Like others have said, nail pops don't seem to have a rhyme or reason why they happen. Hand nailed, gun nailed, plywood, osb, great ventilation, poor ventilation.... I've seen nail pops on all of them.

The only suggestion I would offer that hasn't been given yet.... I would highly recommend Geocel 2300 Tri Polymer sealant to re seal your shingles. Most guys think regular roofing tar is fine, but it gets brittle eventually and will fail. The 2300 will stick to ANYTHING, stays flexible and is impervious to water. Plus, it's fully approved for use on shingles by all of the roofing manufacturers.
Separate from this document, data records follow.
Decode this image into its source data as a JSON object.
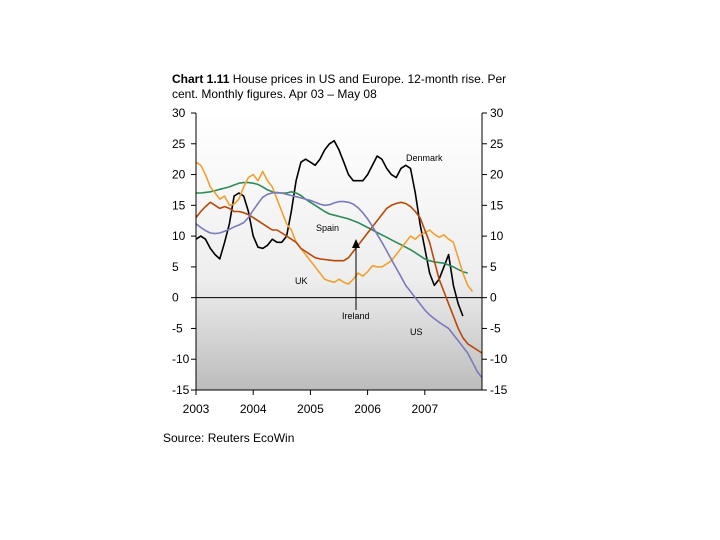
{
  "chart_data": {
    "type": "line",
    "title_bold": "Chart 1.11",
    "title_rest": " House prices in US and Europe. 12-month rise. Per cent. Monthly figures. Apr 03 – May 08",
    "xlabel": "",
    "ylabel": "",
    "x_start": 2003.25,
    "x_step": 0.0833333,
    "xlim": [
      2003.0,
      2008.0
    ],
    "ylim": [
      -15,
      30
    ],
    "y_ticks": [
      -15,
      -10,
      -5,
      0,
      5,
      10,
      15,
      20,
      25,
      30
    ],
    "x_ticks": [
      {
        "value": 2003,
        "label": "2003"
      },
      {
        "value": 2004,
        "label": "2004"
      },
      {
        "value": 2005,
        "label": "2005"
      },
      {
        "value": 2006,
        "label": "2006"
      },
      {
        "value": 2007,
        "label": "2007"
      }
    ],
    "grid": false,
    "series": [
      {
        "name": "Denmark",
        "color": "#000000",
        "x_start": 2003.0,
        "values": [
          9.5,
          10,
          9.5,
          8,
          7,
          6.3,
          9,
          12,
          16.5,
          17,
          16.5,
          14,
          10,
          8.2,
          8,
          8.5,
          9.5,
          9,
          9,
          10,
          14,
          19,
          22,
          22.5,
          22,
          21.5,
          22.5,
          24,
          25,
          25.5,
          24,
          22,
          20,
          19,
          19,
          19,
          20,
          21.5,
          23,
          22.5,
          21,
          20,
          19.5,
          21,
          21.5,
          21,
          17,
          12,
          8,
          4,
          2,
          3,
          5,
          7,
          2,
          -1,
          -3
        ]
      },
      {
        "name": "Spain",
        "color": "#2e8b57",
        "x_start": 2003.0,
        "values": [
          17,
          17,
          17.1,
          17.2,
          17.4,
          17.6,
          17.8,
          18,
          18.3,
          18.6,
          18.7,
          18.7,
          18.6,
          18.4,
          18,
          17.5,
          17.2,
          17,
          17,
          17,
          17.2,
          17,
          16.6,
          16,
          15.5,
          15,
          14.5,
          14,
          13.6,
          13.4,
          13.2,
          13,
          12.8,
          12.5,
          12.2,
          11.8,
          11.4,
          11,
          10.6,
          10.2,
          9.8,
          9.4,
          9,
          8.6,
          8.2,
          7.8,
          7.3,
          6.8,
          6.3,
          6,
          5.8,
          5.7,
          5.6,
          5.3,
          5,
          4.6,
          4.2,
          4
        ]
      },
      {
        "name": "UK",
        "color": "#f0a030",
        "x_start": 2003.0,
        "values": [
          22,
          21.5,
          20,
          18,
          17,
          16,
          16.5,
          15,
          15.2,
          16,
          18,
          19.5,
          20,
          19,
          20.5,
          19,
          18,
          16,
          14,
          12,
          11,
          9,
          8,
          7,
          6,
          5,
          4,
          3,
          2.7,
          2.5,
          3,
          2.5,
          2.2,
          3,
          4,
          3.5,
          4.2,
          5.2,
          5,
          5,
          5.5,
          6,
          7,
          8,
          9,
          10,
          9.5,
          10.2,
          10.5,
          11,
          10.3,
          9.8,
          10.2,
          9.5,
          9,
          6.5,
          4,
          2,
          1
        ]
      },
      {
        "name": "Ireland",
        "color": "#b8480a",
        "x_start": 2003.0,
        "values": [
          13,
          14,
          14.8,
          15.5,
          15,
          14.5,
          14.8,
          14.5,
          14,
          14,
          13.8,
          13.5,
          13,
          12.5,
          12,
          11.5,
          11,
          11,
          10.5,
          10,
          9.5,
          9,
          8,
          7.5,
          7,
          6.5,
          6.3,
          6.2,
          6.1,
          6,
          6,
          6,
          6.5,
          7.5,
          8.5,
          9.5,
          10.5,
          11.5,
          12.5,
          13.5,
          14.5,
          15,
          15.3,
          15.5,
          15.3,
          14.8,
          14,
          13,
          11,
          9,
          6,
          3,
          1,
          -1,
          -3,
          -5,
          -6.5,
          -7.5,
          -8,
          -8.5,
          -9
        ]
      },
      {
        "name": "US",
        "color": "#7b7bbb",
        "x_start": 2003.0,
        "values": [
          12,
          11.4,
          10.9,
          10.5,
          10.4,
          10.5,
          10.8,
          11.1,
          11.5,
          11.8,
          12.2,
          13,
          14.2,
          15.3,
          16.3,
          16.8,
          17,
          17.1,
          17,
          16.8,
          16.6,
          16.4,
          16.2,
          16,
          15.8,
          15.5,
          15.2,
          15,
          15.1,
          15.4,
          15.6,
          15.6,
          15.5,
          15.2,
          14.6,
          13.8,
          12.8,
          11.6,
          10.3,
          9,
          7.6,
          6.2,
          4.8,
          3.4,
          2,
          1,
          0,
          -1,
          -2,
          -2.8,
          -3.4,
          -4,
          -4.5,
          -5,
          -6,
          -7,
          -8,
          -9,
          -10.5,
          -12,
          -13,
          -14.5
        ]
      }
    ],
    "annotations": [
      {
        "text": "Denmark",
        "series": "Denmark"
      },
      {
        "text": "Spain",
        "series": "Spain"
      },
      {
        "text": "UK",
        "series": "UK"
      },
      {
        "text": "Ireland",
        "series": "Ireland"
      },
      {
        "text": "US",
        "series": "US"
      }
    ]
  },
  "source": "Source: Reuters EcoWin"
}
A little more expensive than tar (or roof cement if being politically correct), but a whole lot better for sealing the shingles and any nail holes.


----------



## johnny37406 (Jan 6, 2012)

The are quite alot of reasons for nailpops. Sometimes just walking on the roof causes them. How far apart are your rafters? As far as fixing them I would recommend not using roofing cement or any other caulk type of sealant incase this revisits you and you have to go back and fix these again. Reset the nail an inch higher and to the left or right. Place a small piece of ice and watershield over the hole thats underneath the exposure.
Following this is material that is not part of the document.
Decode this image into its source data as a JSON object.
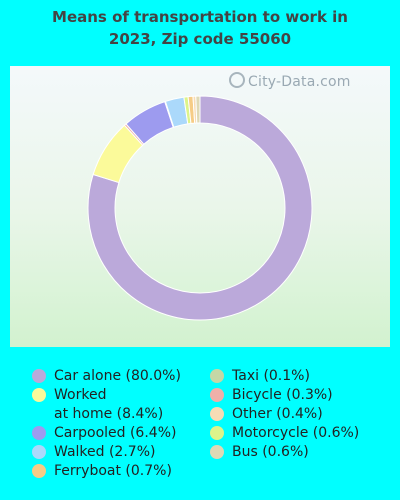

http://jhurst.blogspot.com


----------



## smalpierre (Jan 19, 2011)

johnny37406 said:


> The are quite alot of reasons for nailpops. Sometimes just walking on the roof causes them. How far apart are your rafters? As far as fixing them I would recommend not using roofing cement or any other caulk type of sealant incase this revisits you and you have to go back and fix these again. Reset the nail an inch higher and to the left or right. Place a small piece of ice and watershield over the hole thats underneath the exposure.
> 
> http://jhurst.blogspot.com


reset it an inch higher??? High nailing is the most common cause of problems around here. Dimensionals will delaminate and slip down the slope. Probably no a problem if it's only 1 nail in a shingle, but I don't do it.

I like the ice / water shield idea, but once you break the seal strip, you're supposed to reseal it. I use a blob of Geocel 2300 on the hole, and a thin line of it at the seal down.


----------



## smalpierre (Jan 19, 2011)

roof-lover said:


> bkb0000 said:
> 
> 
> > contrary to popular myth, slashing the felt is of absolutely zero detriment to the roof, now or ever. QUOTE]
> ...


----------



## bkb0000 (Feb 1, 2009)

smalpierre said:


> How about installing it without wrinkles, it's not difficult.




It doesn't get installed with wrinkles. It becomes wrinkled when it gets wet from dew or rain.


----------



## Maxon100 (Feb 11, 2015)

Most likely a ventalation problem, probably should figure that out before replacing any shingles or it will be a waste of your time.

http://stormproofroofing.org/


----------



## blacktop (Oct 28, 2012)

No one mentioned soaking wet OSB?


----------



## hardtroofing (Jan 23, 2015)

Wow, it does seem to be a combination problem. More than likely after you fix the nail-pops you will only have a couple here and there. I am wondering if the nailer shot straight or at a angle, anyways we take 4in squares of ice-&-water shield carefully lift tab bang it down or pull it and then a nice dab of geo seal. I never had this happen before on a new roof, I have seen it on old 3-tabs oh wel I think I should pay more attention after hearing this!
Thanks,
David


----------



## muskoka guy (Nov 16, 2013)

Any chance it was shingled with a little ice on the roof. We were doing deficiencies for a large general on a new build they had completed.It was determined that this was the cause of lifted shingles in the case I saw. The shingler had failed to clean the roof properly. Spring came and the ice melted under the shingles, leaving the nails raised when the shingles settled. What we did to fix it was take two six inch drywall knives, sliding one under the shingle on top of the nail. We laid the second one on top and hit it with a hammer. This put the nail down without causing any damage to the shingles. The shingles would reseal with a little sunshine. Took a while as it was about a four hundred bundle roof and there was lots of raised shingles.


----------



## hardtroofing (Jan 23, 2015)

Have you checked the felt under to see if it is wrinkled? When we install on wrinkled felt we cut slices through the felt to lay it down. This is another thing to consider.
http://www.hardtroofing.com/


----------



## madrina (Feb 21, 2013)

smalpierre said:


> roof-lover said:
> 
> 
> > ice/water on the whole deck prevents the roof from breathing.
> ...


----------



## madrina (Feb 21, 2013)

Do the nail pops seem to follow a line? Or are they just random? Did you terminate all your decking over rafters? Can we get a picture?


----------



## oldfrt (Oct 10, 2007)

A lot of times the old pine [email protected] will split when the shingles are nailed on and pop up,especially around the knots.


----------